Una modesta reunión: 15 poetas irlandeses contemporáneos

Presentamos una muestra de poetas irlandeses preparada y traducida por Adalberto García López. De esta tradición provienen algunos de los más complejos y delicados espíritus de la literatura de todos los tiempos. Los poetas que componen esta muestra son Eiléan Ní Chuilleanáin, Eavan Boland, Ciaran Carson, Paul Muldoon, Nuala Ní Dhomhnaill, Matthew Sweeney, Dennis O’Driscoll, Paula Meehan, Peter Sirr, Vona Groarke, Joseph Woods, Sinéad Morrissey, Caitríona O’reilly, Leontia Flynn y Doireann Ní Ghríofa.
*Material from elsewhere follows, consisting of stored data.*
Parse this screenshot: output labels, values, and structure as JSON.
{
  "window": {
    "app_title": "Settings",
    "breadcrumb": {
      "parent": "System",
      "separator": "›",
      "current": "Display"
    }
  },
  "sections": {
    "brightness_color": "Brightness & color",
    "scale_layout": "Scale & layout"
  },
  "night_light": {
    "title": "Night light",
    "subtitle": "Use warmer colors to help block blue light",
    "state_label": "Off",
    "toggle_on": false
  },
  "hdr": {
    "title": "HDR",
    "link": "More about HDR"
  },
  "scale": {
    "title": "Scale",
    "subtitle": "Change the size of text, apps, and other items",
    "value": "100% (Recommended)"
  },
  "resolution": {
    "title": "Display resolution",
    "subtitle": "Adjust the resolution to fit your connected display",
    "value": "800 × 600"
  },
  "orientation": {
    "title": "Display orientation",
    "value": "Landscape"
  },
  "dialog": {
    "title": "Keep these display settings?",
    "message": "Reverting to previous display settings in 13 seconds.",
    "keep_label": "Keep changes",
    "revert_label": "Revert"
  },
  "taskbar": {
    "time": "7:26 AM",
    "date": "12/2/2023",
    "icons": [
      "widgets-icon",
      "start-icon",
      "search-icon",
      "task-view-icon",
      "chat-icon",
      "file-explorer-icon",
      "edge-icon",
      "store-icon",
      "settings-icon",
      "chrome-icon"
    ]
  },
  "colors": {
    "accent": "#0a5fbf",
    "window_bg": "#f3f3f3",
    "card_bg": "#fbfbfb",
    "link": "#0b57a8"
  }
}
Las traducciones son de Adalberto García López, excepto cuando se indique.

 

 

 

EILÉAN NÍ CHUILLEANÁIN

(Cork, 1942)

 

FRONTERAS

Para John McCarter

Conduzco hacia el norte a tu velorio sin manos libres.
Debo iniciar en el inicio, en la página en blanco de mi cabeza.
Ya no tengo un corsé acanalado de rimas;
soy la bruja que se para en una sola pierna, enmascarando un ojo.

Inspeccionada por los lentes del soldado en Aughnacloy,
recuerdo lo seguido que cruzabas el mapa en un esfuerzo
amoroso (como la hija de Lir que fue conducida al mar de Moyle
con hechizos) de Dublín a Portadown o de Armagh a Donegal.

Así que cruzo las líneas que existen para contener y planificar
la cintura global como sobrios conjuntos monolingües,
sigo el camino que marca la curva del terreno,
cruzo un arroyo llamado Fairy Water, para llegar al puente de Strabane.

 

EAVAN BOLAND

(Dublín, 1942-Dublín, 2020)

 

CUARENTENA

En la peor hora de la peor temporada
     del peor año para todo un pueblo,
un hombre salió de su trabajo con su esposa.
Caminaba –caminaban ambos– hacia el norte.

Ella tenía fiebre por el hambre y no le seguía el paso.
     Él la alzó y la cargó sobre la espalda.
Así que fue con dirección al oeste y al oeste y al norte.
Hasta que, ya de noche, bajo estrellas de hielo, al fin llegaron.

Por la mañana los encontraron muertos.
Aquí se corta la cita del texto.